Pedagogical practices associated with student gains
We also examined the association between a variety of classroom pedagogies and student gains for both chemistry and physics. An example of such an activity is “asking students to make predictions.” A comparison of gains of students whose teachers asked them to make predications vs. those of students whose teachers did not ask them to make predictions indicates that, while both groups’ pretest scores were almost identical, the group that made predictions had higher posttest scores than the group that did not make predictions.

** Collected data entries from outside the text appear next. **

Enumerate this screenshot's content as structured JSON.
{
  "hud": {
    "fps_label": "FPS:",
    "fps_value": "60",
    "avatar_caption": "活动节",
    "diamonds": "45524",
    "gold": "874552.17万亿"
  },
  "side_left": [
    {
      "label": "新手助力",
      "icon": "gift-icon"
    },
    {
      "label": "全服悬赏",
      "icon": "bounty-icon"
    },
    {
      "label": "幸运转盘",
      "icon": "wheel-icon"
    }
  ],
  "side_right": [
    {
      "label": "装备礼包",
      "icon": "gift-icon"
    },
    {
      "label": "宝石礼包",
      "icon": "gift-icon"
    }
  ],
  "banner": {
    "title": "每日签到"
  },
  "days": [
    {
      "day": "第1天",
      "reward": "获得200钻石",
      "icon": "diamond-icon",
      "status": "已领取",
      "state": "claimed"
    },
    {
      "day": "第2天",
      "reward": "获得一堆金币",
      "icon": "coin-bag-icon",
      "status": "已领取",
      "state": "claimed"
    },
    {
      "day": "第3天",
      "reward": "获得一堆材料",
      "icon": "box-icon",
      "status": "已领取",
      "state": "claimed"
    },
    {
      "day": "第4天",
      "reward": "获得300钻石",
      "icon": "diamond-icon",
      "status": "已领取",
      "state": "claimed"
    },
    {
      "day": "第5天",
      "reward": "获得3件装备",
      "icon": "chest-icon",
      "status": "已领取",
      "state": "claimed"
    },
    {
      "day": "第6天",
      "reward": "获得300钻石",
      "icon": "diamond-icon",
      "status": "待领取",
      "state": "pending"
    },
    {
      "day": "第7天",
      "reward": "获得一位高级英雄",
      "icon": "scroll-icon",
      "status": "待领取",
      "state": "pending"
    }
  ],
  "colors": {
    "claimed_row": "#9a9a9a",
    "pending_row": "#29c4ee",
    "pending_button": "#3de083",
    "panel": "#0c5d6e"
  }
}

Following this example, we estimated the effect of each of 31 pedagogies on students' gains by running a list of regression analyses that predicted students’ posttest scores as the function of each pedagogy, while controlling for background information such as gender and race/ethnicity. There are both similarities and differences in the pedagogical effects between high school chemistry and physics. An interesting similarity is that field trips and guest speakers had negative effects, while giving lectures, making connections to life or other disciplines, having students ask or answer questions, in addition to making predictions, had positive effects in both disciplines. The most noteworthy difference between the two disciplines was that hand-on activities, collecting data, doing homework, and memorizing facts had a positive effect on students’ gain in high school chemistry, but not in physics.